Photo: Yvonne Maffei
Swiss chard is a spring vegetable that thrives and grows in cool weather, which means you can enjoy it again in the fall. Here’s a recipe for a simple side dish to serve with meat, fish or poultry.
- 1 Tablespoon olive oil
- 1 Tablespoon butter
- 1/2 cup white onion, diced
- 5 small tomatoes or 2 large ones, roughly chopped
- 4 garlic cloves, minced
- sea salt, to taste
- freshly ground black pepper, to taste
- 1/2 cup large bunch Swiss chard with white stems (you could also use the chard with red or yellow stems)
- 1/3 cup heavy cream
- 1/8 cup parsley, roughly chopped
- 1/4 cup cashews, lightly toasted
- Thoroughly clean and wash the Swiss chard greens and stems. I like to spray my greens with white vinegar and allow to sit for about 10 minutes. The vinegar is a great disinfectant. Rinse with cold water and dry very well with paper or all-cotton towels.
- Remove all of the white, firm stems from the leaves, but do not discard.

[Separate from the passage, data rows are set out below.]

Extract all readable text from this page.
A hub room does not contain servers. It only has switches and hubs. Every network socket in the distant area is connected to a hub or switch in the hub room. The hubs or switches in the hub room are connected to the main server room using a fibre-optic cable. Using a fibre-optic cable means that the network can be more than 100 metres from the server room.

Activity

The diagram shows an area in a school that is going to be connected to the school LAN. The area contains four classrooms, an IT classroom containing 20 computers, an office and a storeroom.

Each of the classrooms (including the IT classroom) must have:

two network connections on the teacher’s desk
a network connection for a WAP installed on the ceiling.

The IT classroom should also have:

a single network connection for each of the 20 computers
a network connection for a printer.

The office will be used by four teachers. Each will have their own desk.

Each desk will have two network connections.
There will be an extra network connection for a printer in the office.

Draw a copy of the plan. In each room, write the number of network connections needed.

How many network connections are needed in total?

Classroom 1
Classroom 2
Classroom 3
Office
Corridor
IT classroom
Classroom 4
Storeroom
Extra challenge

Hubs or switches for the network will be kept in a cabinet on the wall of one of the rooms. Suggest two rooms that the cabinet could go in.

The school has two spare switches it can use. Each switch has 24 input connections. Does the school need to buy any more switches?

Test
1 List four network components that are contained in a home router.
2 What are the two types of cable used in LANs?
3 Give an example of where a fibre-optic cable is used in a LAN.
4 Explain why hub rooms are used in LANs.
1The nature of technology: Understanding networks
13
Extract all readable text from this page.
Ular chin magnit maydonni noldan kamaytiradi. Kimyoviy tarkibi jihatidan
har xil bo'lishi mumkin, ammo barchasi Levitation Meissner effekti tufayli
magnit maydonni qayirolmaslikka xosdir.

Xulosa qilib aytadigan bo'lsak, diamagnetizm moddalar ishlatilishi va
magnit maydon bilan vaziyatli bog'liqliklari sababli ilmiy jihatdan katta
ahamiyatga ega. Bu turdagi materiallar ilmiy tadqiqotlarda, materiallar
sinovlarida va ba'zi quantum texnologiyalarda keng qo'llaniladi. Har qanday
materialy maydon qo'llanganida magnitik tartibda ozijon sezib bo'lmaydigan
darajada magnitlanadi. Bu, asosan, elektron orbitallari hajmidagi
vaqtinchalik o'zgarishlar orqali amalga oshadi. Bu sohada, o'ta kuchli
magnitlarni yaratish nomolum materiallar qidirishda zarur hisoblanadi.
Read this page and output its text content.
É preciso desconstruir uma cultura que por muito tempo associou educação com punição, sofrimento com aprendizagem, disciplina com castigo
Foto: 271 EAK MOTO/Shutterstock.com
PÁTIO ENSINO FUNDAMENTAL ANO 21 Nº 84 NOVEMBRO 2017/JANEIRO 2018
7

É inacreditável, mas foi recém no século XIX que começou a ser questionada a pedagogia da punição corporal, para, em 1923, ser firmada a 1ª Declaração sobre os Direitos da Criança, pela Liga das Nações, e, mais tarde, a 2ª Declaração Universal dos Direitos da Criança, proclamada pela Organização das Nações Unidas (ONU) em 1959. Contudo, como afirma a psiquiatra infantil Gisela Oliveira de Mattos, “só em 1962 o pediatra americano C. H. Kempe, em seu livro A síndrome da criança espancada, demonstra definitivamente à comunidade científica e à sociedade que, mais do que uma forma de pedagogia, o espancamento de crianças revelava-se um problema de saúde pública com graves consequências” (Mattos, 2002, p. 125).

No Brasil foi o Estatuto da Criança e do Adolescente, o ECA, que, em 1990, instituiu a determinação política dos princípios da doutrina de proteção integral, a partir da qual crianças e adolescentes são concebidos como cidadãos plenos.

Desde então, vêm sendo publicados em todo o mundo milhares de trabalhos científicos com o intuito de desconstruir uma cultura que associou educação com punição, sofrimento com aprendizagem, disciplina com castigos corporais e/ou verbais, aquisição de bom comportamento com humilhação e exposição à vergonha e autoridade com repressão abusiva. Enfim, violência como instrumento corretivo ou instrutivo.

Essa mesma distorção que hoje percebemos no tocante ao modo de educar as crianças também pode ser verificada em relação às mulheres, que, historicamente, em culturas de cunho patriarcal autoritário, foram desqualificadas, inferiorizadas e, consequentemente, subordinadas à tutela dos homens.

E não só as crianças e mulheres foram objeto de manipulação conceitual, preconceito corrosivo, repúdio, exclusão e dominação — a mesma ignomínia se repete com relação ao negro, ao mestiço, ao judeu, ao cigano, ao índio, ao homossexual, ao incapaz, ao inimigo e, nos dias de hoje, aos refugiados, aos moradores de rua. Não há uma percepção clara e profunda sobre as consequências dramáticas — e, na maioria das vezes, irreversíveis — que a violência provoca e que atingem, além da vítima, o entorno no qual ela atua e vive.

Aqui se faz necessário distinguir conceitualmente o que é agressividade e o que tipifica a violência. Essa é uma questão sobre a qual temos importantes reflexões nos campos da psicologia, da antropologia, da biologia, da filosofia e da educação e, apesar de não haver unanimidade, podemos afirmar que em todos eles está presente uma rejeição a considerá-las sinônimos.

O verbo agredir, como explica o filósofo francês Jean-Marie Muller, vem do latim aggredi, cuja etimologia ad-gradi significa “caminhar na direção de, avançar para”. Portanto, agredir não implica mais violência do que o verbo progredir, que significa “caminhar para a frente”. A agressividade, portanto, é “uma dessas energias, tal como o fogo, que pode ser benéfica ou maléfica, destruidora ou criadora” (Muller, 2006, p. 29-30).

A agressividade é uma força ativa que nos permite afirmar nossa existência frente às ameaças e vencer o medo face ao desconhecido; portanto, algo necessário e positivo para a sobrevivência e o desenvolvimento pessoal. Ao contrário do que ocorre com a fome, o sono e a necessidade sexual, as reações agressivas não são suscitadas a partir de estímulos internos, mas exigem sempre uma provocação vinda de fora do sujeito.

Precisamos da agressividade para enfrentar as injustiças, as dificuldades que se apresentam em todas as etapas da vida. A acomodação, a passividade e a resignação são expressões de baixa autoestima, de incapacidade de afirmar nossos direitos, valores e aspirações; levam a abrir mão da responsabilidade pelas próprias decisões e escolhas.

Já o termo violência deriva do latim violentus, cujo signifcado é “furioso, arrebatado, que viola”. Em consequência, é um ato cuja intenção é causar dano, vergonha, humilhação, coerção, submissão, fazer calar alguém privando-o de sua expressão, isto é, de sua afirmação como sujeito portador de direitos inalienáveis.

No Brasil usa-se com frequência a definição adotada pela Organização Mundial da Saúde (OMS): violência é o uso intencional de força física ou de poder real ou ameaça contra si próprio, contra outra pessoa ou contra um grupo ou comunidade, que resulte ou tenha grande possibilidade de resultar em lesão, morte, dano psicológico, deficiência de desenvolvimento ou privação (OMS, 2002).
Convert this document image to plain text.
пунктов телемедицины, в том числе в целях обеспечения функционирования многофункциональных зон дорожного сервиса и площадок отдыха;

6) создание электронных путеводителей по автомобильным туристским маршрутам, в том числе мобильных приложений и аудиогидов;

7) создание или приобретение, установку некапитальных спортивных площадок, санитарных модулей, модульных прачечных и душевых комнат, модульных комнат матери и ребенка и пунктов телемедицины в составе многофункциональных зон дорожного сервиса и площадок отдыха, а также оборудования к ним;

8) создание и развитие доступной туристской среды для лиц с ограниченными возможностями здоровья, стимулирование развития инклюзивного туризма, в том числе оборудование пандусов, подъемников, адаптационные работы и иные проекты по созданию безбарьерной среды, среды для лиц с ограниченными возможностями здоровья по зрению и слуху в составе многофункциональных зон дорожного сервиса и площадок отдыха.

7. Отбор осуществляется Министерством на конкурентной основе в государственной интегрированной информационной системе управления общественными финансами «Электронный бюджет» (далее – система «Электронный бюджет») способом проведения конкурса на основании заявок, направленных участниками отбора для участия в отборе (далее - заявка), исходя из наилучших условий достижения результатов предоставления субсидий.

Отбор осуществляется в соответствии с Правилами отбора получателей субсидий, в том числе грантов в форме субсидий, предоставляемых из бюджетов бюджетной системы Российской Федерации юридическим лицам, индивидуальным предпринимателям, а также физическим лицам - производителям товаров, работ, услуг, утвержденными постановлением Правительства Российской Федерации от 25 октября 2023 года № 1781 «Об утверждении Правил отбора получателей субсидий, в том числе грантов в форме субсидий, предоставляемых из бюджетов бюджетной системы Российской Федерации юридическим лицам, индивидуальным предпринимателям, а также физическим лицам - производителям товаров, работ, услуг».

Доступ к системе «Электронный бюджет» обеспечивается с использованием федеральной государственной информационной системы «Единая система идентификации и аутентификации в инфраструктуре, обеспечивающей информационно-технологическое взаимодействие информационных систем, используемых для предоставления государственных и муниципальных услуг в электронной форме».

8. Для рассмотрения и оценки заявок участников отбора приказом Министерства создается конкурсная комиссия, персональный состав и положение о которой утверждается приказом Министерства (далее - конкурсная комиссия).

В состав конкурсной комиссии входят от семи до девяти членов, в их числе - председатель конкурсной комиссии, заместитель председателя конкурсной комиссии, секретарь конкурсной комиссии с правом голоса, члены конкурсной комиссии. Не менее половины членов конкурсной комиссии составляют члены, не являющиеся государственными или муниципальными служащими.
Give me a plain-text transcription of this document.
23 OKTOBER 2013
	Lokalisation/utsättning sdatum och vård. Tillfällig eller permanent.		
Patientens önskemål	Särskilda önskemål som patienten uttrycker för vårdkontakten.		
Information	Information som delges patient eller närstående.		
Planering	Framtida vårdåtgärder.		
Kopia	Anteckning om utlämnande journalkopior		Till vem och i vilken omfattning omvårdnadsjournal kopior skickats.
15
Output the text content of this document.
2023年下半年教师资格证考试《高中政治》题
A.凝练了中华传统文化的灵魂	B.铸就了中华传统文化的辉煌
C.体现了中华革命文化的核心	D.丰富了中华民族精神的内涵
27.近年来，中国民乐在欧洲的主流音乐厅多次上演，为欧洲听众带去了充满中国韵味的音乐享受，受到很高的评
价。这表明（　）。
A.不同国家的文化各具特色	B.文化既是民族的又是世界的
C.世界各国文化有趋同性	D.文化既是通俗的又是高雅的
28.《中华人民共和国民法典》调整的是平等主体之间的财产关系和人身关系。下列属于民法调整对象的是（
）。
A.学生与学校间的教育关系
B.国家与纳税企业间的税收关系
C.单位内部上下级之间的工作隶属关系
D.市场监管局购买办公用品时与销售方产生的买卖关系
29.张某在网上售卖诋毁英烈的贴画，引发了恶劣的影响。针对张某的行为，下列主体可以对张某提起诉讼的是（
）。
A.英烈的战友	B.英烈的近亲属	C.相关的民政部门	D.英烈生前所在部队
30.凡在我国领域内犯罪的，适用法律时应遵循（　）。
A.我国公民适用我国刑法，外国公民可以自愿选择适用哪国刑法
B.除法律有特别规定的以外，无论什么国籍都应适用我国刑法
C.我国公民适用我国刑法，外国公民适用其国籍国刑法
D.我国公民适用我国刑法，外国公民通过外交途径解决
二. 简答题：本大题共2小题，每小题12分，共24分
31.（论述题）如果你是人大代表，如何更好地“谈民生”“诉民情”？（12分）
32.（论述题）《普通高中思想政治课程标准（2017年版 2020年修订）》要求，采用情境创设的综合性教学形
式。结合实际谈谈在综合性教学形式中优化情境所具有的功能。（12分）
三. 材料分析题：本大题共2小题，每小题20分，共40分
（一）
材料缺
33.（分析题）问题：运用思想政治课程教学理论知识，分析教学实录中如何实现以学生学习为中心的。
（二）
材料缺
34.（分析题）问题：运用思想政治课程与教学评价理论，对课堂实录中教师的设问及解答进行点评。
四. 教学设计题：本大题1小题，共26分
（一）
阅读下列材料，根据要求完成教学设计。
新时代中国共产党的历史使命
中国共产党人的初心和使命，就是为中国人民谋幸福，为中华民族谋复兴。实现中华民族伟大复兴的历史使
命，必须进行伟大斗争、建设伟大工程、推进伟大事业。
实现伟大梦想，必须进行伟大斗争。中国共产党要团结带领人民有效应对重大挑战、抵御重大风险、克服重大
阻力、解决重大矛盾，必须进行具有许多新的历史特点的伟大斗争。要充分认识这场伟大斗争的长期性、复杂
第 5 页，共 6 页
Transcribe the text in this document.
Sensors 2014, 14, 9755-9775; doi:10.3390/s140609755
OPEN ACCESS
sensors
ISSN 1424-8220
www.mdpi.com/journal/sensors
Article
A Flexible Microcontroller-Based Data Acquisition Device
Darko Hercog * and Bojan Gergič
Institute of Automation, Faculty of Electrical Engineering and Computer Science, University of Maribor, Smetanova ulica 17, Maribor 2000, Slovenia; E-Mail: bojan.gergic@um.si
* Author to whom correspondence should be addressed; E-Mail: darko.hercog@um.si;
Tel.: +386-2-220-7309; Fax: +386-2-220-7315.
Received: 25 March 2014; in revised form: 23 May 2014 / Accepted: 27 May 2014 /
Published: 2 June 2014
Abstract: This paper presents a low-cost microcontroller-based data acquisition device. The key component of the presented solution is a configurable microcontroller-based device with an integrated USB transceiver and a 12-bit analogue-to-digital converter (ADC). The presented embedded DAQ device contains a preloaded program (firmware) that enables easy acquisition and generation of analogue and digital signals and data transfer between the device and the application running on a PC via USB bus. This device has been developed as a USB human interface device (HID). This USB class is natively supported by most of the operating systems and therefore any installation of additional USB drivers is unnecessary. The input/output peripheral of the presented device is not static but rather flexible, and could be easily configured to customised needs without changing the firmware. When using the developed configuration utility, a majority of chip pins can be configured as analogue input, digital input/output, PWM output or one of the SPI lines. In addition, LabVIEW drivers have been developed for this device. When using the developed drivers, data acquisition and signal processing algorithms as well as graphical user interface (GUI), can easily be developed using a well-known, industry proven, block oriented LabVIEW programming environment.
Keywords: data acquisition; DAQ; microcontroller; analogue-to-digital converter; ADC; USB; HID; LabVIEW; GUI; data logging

Set aside all the stems.
- Roughly chop the leafy greens and set aside. Dice the stems.
- In a large sauté pan, heat the butter. When it begins to froth, add the olive oil. Heat for about a minute before adding the stems.
- Add the onion to the stems and continue to sauté until brown. Add the tomatoes, minced garlic, salt and pepper. Cook for about 4-5 minutes.
- Add the roughly chopped Swiss chard leaves. Allow them to cook down, 1-2 minutes.
- Meanwhile, toast the cashews over low heat (no oil), allowing them to brown on each side.
- To the Swiss chard mixture, add the heavy cream and parsley. Mix thoroughly, then turn off heat.
- Add the cashews and mix gently. Serve while hot.